Abstract:The objective of few-shot object detection (FSOD) is to detect novel objects with few training samples. The core challenge of this task is how to construct a generalized feature space for novel categories with limited data on the basis of the base category space, which could adapt the learned detection model to unknown scenarios. However, limited by insufficient samples for novel categories, two issues still exist: (1) the features of the novel category are easily implicitly represented by the features of the base category, leading to inseparable classifier boundaries, (2) novel categories with fewer data are not enough to fully represent the distribution, where the model fine-tuning is prone to overfitting. To address these issues, we introduce the side information to alleviate the negative influences derived from the feature space and sample viewpoints and formulate a novel generalized feature representation learning method for FSOD. Specifically, we first utilize embedding side information to construct a knowledge matrix to quantify the semantic relationship between the base and novel categories. Then, to strengthen the discrimination between semantically similar categories, we further develop contextual semantic supervised contrastive learning which embeds side information.
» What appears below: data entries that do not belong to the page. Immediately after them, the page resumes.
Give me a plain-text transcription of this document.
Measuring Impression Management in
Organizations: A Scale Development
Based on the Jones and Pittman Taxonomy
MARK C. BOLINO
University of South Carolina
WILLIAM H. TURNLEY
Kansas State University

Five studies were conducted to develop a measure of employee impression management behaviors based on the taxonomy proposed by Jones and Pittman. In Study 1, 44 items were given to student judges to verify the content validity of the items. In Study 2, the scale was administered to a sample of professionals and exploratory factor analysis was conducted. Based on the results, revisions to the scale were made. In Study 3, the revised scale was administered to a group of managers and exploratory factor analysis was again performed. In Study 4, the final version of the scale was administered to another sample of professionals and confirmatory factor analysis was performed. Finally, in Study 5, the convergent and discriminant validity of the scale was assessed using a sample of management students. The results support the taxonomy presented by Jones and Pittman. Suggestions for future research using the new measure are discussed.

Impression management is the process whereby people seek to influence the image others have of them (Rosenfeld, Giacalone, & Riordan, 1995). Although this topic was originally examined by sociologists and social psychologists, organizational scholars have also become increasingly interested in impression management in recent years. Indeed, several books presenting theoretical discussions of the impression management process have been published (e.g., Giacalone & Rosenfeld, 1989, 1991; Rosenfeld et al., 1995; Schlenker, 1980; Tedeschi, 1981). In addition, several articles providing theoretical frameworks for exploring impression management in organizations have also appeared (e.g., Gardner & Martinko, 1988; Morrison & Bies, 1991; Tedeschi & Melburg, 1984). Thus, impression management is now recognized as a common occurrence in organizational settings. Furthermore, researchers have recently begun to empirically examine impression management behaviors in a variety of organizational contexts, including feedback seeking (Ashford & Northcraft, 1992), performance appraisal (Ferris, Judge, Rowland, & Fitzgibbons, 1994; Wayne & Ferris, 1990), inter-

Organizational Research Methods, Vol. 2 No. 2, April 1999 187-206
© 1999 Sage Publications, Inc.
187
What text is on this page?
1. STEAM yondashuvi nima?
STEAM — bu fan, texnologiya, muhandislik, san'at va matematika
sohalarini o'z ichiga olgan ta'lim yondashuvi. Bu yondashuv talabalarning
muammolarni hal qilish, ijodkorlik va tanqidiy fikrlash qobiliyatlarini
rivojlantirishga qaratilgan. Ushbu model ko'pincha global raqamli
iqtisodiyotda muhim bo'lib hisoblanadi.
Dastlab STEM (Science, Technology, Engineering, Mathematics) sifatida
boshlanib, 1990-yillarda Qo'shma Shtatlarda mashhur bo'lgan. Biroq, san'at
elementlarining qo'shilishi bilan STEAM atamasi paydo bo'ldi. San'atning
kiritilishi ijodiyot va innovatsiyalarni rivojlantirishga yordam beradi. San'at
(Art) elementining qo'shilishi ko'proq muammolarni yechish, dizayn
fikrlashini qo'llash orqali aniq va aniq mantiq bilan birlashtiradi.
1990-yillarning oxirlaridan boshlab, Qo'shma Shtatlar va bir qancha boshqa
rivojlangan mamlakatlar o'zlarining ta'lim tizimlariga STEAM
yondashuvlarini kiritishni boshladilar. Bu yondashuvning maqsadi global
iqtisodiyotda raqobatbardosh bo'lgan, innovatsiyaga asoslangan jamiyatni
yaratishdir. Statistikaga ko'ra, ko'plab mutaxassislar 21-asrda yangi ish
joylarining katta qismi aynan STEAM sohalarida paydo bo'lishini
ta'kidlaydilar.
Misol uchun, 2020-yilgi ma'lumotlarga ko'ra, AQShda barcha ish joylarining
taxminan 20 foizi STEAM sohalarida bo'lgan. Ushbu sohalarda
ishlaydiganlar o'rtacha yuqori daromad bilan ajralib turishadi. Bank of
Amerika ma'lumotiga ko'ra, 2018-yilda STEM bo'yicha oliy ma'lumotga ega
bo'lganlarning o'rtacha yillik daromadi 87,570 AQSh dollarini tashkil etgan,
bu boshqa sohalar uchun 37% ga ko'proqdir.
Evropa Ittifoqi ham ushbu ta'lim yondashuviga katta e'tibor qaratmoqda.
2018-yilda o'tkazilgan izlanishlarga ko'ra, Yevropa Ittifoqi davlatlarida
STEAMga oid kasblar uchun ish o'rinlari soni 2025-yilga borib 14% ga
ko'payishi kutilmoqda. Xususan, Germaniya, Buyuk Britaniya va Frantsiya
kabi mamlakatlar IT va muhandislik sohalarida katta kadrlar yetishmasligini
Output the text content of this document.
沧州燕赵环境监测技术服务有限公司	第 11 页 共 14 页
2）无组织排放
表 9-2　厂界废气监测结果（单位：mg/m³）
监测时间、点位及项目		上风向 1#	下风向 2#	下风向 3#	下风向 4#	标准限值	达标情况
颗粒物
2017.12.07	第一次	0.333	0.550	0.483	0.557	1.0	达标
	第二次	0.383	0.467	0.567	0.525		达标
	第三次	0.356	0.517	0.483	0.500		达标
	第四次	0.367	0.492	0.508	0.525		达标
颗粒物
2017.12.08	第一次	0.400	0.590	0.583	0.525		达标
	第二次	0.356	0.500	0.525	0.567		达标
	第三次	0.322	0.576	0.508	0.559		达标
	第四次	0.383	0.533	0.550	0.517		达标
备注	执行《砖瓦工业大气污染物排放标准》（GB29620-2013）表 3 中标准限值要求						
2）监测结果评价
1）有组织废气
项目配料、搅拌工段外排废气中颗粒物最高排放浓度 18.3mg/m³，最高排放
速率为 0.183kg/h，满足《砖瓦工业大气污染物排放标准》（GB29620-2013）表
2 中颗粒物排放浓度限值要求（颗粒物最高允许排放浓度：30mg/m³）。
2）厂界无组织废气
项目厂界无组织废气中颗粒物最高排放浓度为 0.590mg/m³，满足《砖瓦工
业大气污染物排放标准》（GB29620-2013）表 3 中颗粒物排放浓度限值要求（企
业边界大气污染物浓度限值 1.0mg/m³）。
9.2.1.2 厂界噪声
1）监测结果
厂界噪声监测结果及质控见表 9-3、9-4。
Furthermore, to prevent overfitting problems caused by sparse samples, a side-information guided region-aware masked module is introduced to augment the diversity of samples, which finds and abandons biased information that discriminates between similar categories via counterfactual explanation, and refines the discriminative representation space further. Extensive experiments using ResNet and ViT backbones on PASCAL VOC, MS COCO, LVIS V1, FSOD-1K, and FSVOD-500 benchmarks demonstrate that our model outperforms the previous state-of-the-art methods, significantly improving the ability of FSOD in most shots/splits.